Offenburger Reiterverein spielt Theater

"Der Weihnachtsmarkt" in der Reithalle in Bühl

23. November 2017
&copy Martin Röderer

Wenn in dieser Jahreszeit an einem Samstagabend beim Offenburger Reiterverein an der Kinzig in Bühl keine Parkplätze mehr frei sind, ist das Weihnachtstheater angesagt. 
 

Dicht besetzt die Stuhlreihen in der Reithalle. Erwartungsvoll fiebern die Kinder mit ihren Eltern der Aufführung entgegen. War es im vergangenen Jahr »Eine ganz besondere Weihnachtsgeschichte«, hält dieses Mal »Der Weihnachtsmarkt« Einzug in die stimmungsvoll ausgestaltete Reithalle in Bühl. 

Eröffnet wird die Aufführung durch das Einreiten der kleinen und großen Reitschüler des Offenburger Reitervereins. »White Christmas« und »Advent, Advent, ein Lichtlein brennt« ertönen als musikalische Umrahmung eines märchenhaften Bühnenbilds mit vielen Lichteffekten. Und die Geschichte von der Sternschnuppennacht, die man heute noch irgendwo erzählt, begann.

Zauberhafte Stimmung

Von überall her kommen Leute auf den Weihnachtsmarkt, um an dem Lebkuchen- und Kerzenstand einzukaufen. Inmitten des Geschehens Puppenspieler »Pepe« mit seiner Marionette »Lotte«. »Ihr lieben Leute, lasst euch sagen, unsere Uhr hat acht geschlagen«, schließt der Marktmeister hoch zu Ross den Weihnachtsmarkt. »Stille Nacht, heilige Nacht« ertönt es im weiten Rund, die erste Sternschnuppe fällt und überall geht die Beleuchtung aus. 

Marionette »Lotte« befreit sich vom Puppenspieler und zieht allein über den Weihnachtsmarkt.

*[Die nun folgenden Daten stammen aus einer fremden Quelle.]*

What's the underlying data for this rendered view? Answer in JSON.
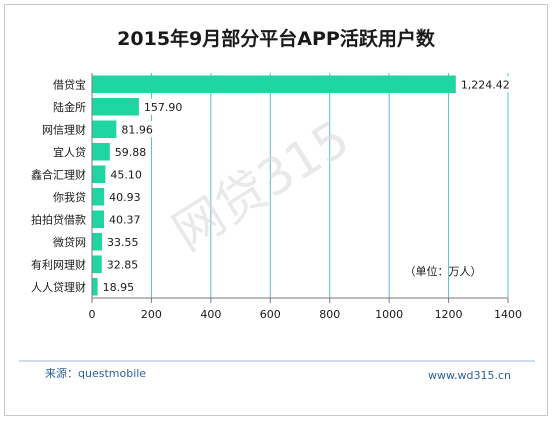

Am Stand mit dem Weihnachtsschmuck läutet sie ein Glöckchen und wird von dessen Klang verzaubert. »Halleluja« erklingt, Engel auf dem Rücken der Pferde reiten beschwingt durch die Halle über den Weihnachtsmarkt, zur großen Freude von »Lotte«. 

Die Marionette bleibt nicht alleine, denn am Lebkuchenstand leisten ihr die beiden Lebkuchenmännchen »Krümel« und »Prösel« Gesellschaft. Gemeinsam ziehen sie über den  Weihnachtsmarkt und entzünden eine große, rote Kerze. Zu den Klängen von »The Power of Love« erleben die Besucher einen furiosen Auftritt der Pferde und Reiter. 

Am Spielsachenstand treffen die drei auf den kleinen Trommlermeister, der sich dem Trio anschließt, und auch ein kleines, weißes Pony vom Kinderkarussell neben dem Weihnachtsmarkt zieht mit ihnen weiter. Auf dem Weg zum Süßigkeitenstand treffen die staunenden Weihnachtsmarktbesucher dann auf den Schneemann »Max« und gewinnen auch dessen Freundschaft. Gemeinsam nehmen sie in der Ferne die Weihnachtskrippe wahr und erleben, wie die Heiligen Drei Könige, auf dem Rücken der Pferde, Maria, Josef und dem Jesuskind ihre Gaben überbringen. Daraufhin decken sie sich ebenfalls mit Geschenken vom Weihnachtsmarkt ein und legen diese an der Krippe ab. 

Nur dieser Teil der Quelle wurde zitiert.